I’ve seen a huge improvement in my flock- almost no lameness all year, with only a slight outbreak in a few sheep early in the fall. What is the cause of the improvement? The mineral supplements they’re on? The less rich grass we had in this poor growing season? Continual pasture rotation? The cooler weather? All of the above? Not sure. Maybe in ten years or so, I’ll have narrowed it down for certain! Winking smileI’m just glad I’m making progress, and not dealing with a herd of limping sheep all summer.

Foot rot problemI added another trick up my sleeve- a friend of mine told me about a treatment which is easier and more effective than foot baths. She mixes LA 200 (a broad-spectrum, long-acting antibiotic) with DMSO 50-50 (though I’ve read others do one-third/two-thirds) in a squeeze-style squirt bottle, and applies that to the affected hoof. She told me one application clears it right up in a day or two, and she’s right!

Local feed stores carry DMSO, but I didn’t know what it was and did some reading.

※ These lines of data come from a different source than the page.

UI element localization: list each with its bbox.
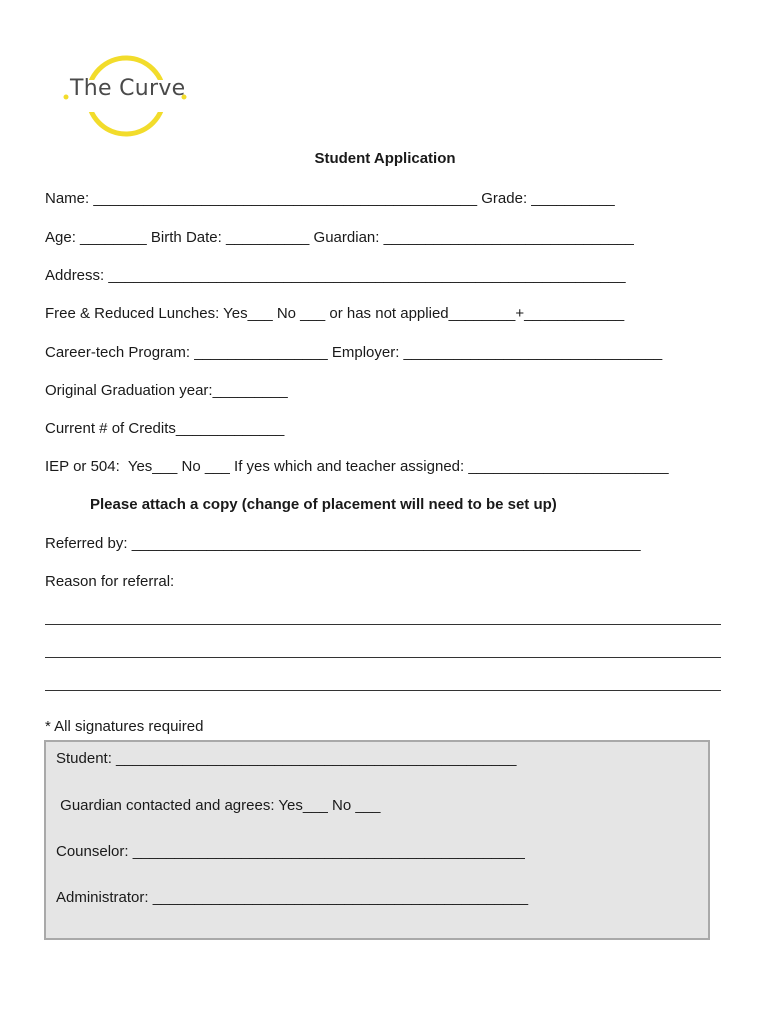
graduation-year-field[interactable]: Original Graduation year:_________: [45, 382, 288, 399]
reason-line-3[interactable]: [45, 690, 721, 691]
career-tech-employer-field[interactable]: Career-tech Program: ________________ Employer: _______________________________: [45, 344, 663, 361]
referred-by-field[interactable]: Referred by: _____________________________________________________________: [45, 535, 641, 552]
name-grade-field[interactable]: Name: ______________________________________________ Grade: __________: [45, 190, 615, 207]
logo-text: The Curve: [70, 76, 186, 101]
reason-line-2[interactable]: [45, 657, 721, 658]
attach-copy-note: Please attach a copy (change of placement will need to be set up): [90, 496, 557, 513]
address-field[interactable]: Address: ______________________________________________________________: [45, 267, 626, 284]
signatures-required-note: * All signatures required: [45, 718, 204, 735]
the-curve-logo: [60, 54, 190, 138]
reason-line-1[interactable]: [45, 624, 721, 625]
administrator-signature-field[interactable]: Administrator: _____________________________________________: [56, 889, 529, 906]
credits-field[interactable]: Current # of Credits_____________: [45, 420, 285, 437]
guardian-agreement-field[interactable]: Guardian contacted and agrees: Yes___ No ___: [56, 797, 381, 814]
free-reduced-lunch-field[interactable]: Free & Reduced Lunches: Yes___ No ___ or has not applied________+____________: [45, 305, 625, 322]
page-title: Student Application: [314, 150, 456, 167]
counselor-signature-field[interactable]: Counselor: _______________________________________________: [56, 843, 525, 860]
age-birthdate-guardian-field[interactable]: Age: ________ Birth Date: __________ Guardian: ______________________________: [45, 229, 634, 246]
reason-for-referral-label: Reason for referral:: [45, 573, 175, 590]
student-signature-field[interactable]: Student: ________________________________________________: [56, 750, 517, 767]
iep-504-field[interactable]: IEP or 504: Yes___ No ___ If yes which and teacher assigned: ________________________: [45, 458, 669, 475]
signature-box: [44, 740, 710, 940]
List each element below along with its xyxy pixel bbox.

Dimethyl sulfoxide is a curious clear solvent which is frozen at room temperature. It penetrates skin well, so it acts as a drug delivery mechanism. It’s used on humans for this purpose, and also often on livestock by itself as a pain reliever.

The thing to remember about LA 200 is that it isn’t approved for use in sheep in the U.S. I’m guessing that delivering it via DMSO would be considered “internal use,” so special consideration is necessary for sheep. Extra-label drug use is allowed in animals under the supervision of a veterinarian; and one vet told me they tend to use a default withdrawal time of a month for slaughter animals. I am only using it on breeding animals which are staying here.

I read about a farm which experimented with injecting LA200 versus this DMSO delivery method in their flock, and found that the DMSO version was much more effective in treating foot rot. By golly if I can’t find the site now for reference. But I think their theory was that circulation to the feet just isn’t good, so the antibiotic doesn’t get there when it’s injected IM or SQ. The DMSO delivers it right where it needs to be.

I’d rather get to the bottom of helping the body fight hoof rot on its own via proper nutrition and good genetics, but this is a nice treatment when that doesn’t work. Hoof rot makes for uncomfortable existence, and sheep affected badly will spend a great deal of time walking on their knees to take the pressure off their sore feet. So for me, medicating is well worth it if they can walk pain-free. There is nothing better than seeing the whole group stride across the pasture with no hesitancy or favoring any feet.